I am glad to be over it. I am also glad that I did the research and didn’t just take the first answer that was given to me. I would not suggest that a vitamin deficiency is the cause of your depression, if you’re struggling with it. However, vitamin B doesn’t accumulate in the body so it would be difficult to overdose. It’s extremely unlikely to hurt you and it might help more than you expect. I also say don’t give up; there might be a physical cause for a “mental illness”.
Hopefully it’s obvious, but I also want to make extra-super-duper clear that I don’t think depression is anyone’s “fault” – you’re not weak because you feel bad. You need help. It’s a medical issue, whether it’s a nutritional deficiency or a thyroid issue or a brain chemistry issue. It’s not a character flaw or a sign of weakness.
* Nutrition is vitally important to the body, yet the medical professionals I have spoken to (outside of a doctor’s visit, but actual friends who know me and believe me when I explain how I felt) acknowledge that nutrition and the role of nutrition in the body, particularly in mental health, is woefully neglected in a medical education. Just because I’m now on a nutrition kick doesn’t mean I’m into homeopathy or any weird fringe stuff. I’m just appalled at how such an important factor affecting the body’s health is completely out of the discussion. In the absence of weight issues, it’s never even mentioned.
**SSRIs might be, and probably are, the correct solution for some subset of depression sufferers. I am merely saying that I think they are overprescribed as the easy solution – easy for the doctors. They mask symptoms, but they do not always address the underlying problem. Without addressing that underlying problem, it will never go away.

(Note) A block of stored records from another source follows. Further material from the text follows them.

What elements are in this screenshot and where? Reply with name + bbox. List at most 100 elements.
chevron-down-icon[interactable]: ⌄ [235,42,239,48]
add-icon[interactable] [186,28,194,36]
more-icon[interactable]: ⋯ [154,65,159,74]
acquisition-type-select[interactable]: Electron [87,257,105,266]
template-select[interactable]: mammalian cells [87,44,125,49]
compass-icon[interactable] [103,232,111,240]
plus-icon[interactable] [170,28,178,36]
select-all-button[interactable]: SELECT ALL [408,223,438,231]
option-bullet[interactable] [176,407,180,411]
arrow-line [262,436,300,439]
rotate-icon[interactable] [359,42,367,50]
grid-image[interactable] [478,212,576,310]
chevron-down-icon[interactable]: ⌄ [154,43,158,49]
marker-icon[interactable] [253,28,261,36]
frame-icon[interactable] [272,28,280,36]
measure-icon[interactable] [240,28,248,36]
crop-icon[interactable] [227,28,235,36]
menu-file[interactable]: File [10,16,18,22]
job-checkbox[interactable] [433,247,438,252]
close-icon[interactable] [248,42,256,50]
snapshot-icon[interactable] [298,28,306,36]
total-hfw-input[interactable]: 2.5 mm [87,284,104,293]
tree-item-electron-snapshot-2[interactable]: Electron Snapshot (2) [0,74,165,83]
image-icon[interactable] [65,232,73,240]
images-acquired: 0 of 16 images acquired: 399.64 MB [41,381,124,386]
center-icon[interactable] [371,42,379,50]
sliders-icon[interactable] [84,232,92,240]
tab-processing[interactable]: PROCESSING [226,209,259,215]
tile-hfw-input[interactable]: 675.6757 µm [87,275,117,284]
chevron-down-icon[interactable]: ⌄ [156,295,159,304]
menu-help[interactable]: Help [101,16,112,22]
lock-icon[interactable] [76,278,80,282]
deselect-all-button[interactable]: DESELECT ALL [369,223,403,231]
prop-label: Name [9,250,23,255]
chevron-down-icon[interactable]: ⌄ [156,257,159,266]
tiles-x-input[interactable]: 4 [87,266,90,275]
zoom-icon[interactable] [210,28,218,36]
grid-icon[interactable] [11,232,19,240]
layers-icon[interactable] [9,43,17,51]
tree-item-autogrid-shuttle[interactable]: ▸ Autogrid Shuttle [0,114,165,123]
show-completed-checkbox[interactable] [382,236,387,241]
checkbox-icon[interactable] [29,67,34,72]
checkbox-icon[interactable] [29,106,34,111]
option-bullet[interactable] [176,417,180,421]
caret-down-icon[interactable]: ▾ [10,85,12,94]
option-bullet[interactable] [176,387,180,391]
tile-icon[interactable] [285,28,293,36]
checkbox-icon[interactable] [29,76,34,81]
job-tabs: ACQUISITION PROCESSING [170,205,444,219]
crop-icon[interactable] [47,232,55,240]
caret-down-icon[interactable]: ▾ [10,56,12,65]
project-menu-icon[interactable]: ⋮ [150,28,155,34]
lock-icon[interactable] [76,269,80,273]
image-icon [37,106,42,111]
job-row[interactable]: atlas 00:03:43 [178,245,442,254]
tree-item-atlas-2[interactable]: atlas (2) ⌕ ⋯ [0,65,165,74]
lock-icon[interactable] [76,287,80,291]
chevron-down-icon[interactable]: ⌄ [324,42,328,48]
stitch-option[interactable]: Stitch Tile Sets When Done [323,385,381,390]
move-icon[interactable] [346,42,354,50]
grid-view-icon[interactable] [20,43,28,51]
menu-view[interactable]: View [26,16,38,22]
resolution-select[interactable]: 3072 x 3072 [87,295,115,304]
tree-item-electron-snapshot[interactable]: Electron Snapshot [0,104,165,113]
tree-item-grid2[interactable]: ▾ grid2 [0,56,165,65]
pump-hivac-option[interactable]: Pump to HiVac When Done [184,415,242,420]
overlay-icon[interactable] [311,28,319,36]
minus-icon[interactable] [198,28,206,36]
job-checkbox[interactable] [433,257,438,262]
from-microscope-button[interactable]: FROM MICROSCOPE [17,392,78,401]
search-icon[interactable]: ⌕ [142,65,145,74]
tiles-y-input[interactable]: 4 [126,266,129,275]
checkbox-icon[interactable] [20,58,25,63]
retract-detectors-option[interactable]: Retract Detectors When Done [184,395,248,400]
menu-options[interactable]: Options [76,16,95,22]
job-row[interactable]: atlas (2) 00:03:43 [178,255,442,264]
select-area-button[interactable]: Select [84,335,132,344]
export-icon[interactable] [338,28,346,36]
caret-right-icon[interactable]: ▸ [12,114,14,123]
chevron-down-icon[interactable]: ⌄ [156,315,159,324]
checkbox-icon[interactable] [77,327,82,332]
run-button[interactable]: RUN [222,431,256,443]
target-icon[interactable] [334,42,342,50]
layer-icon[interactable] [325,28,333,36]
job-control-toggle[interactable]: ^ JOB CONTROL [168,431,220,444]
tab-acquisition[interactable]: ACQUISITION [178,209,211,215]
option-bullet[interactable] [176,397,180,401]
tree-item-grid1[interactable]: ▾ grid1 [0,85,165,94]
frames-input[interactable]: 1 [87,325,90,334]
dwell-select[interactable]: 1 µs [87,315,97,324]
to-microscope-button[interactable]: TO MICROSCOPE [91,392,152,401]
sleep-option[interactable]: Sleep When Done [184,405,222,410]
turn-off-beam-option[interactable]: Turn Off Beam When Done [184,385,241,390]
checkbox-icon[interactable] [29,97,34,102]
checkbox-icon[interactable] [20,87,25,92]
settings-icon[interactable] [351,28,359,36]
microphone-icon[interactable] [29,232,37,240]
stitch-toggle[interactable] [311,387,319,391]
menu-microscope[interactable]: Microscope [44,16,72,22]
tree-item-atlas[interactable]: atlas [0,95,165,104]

*** In the course of getting my stress fracture diagnosed, I had previously gone to a chiropractor who did x-rays (before I was pregnant with my son). He didn’t see the fracture because of the angle at which he took the x-rays. I wasn’t thrilled with chiropractic care overall and won’t be going back, but the x-rays showed something interesting. Apparently I have spina bifida occulta, which is the mildest form of spina bifida and frequently completely asymptomatic. I had no symptoms and was getting x-rays done to find the source of the pain resulting from the fracture (I was 32 at the time… symptoms from spina bifida would have showed up much earlier!). One of the causes of spina bifida is a folic acid shortage – another form of folate, or vitamin B. Spina bifida is one of the many birth defects that folic acid supplements are meant to reduce. This means that it was likely that my mom was vitamin B deficient even when she was pregnant with me, but had no identifiable symptoms until after the birth of my younger brother. Her symptoms, like mine, were mistaken for depression and hypothyroidism. I have been on folic acid supplements, as most OBs suggest, during both my pregnancies and while nursing, and I was STILL increasingly deficient with both physical and emotional symptoms. Unfortunately, if I hadn’t done all this research, I would be on Zoloft or something to address the mood issues without addressing the underlying physical problem. If I had a third child and my symptoms had been treated with an SSRI rather than the vitamin B I actually needed, it is possible that the deficiency would be more dramatic and the baby would be more at risk for serious birth defects.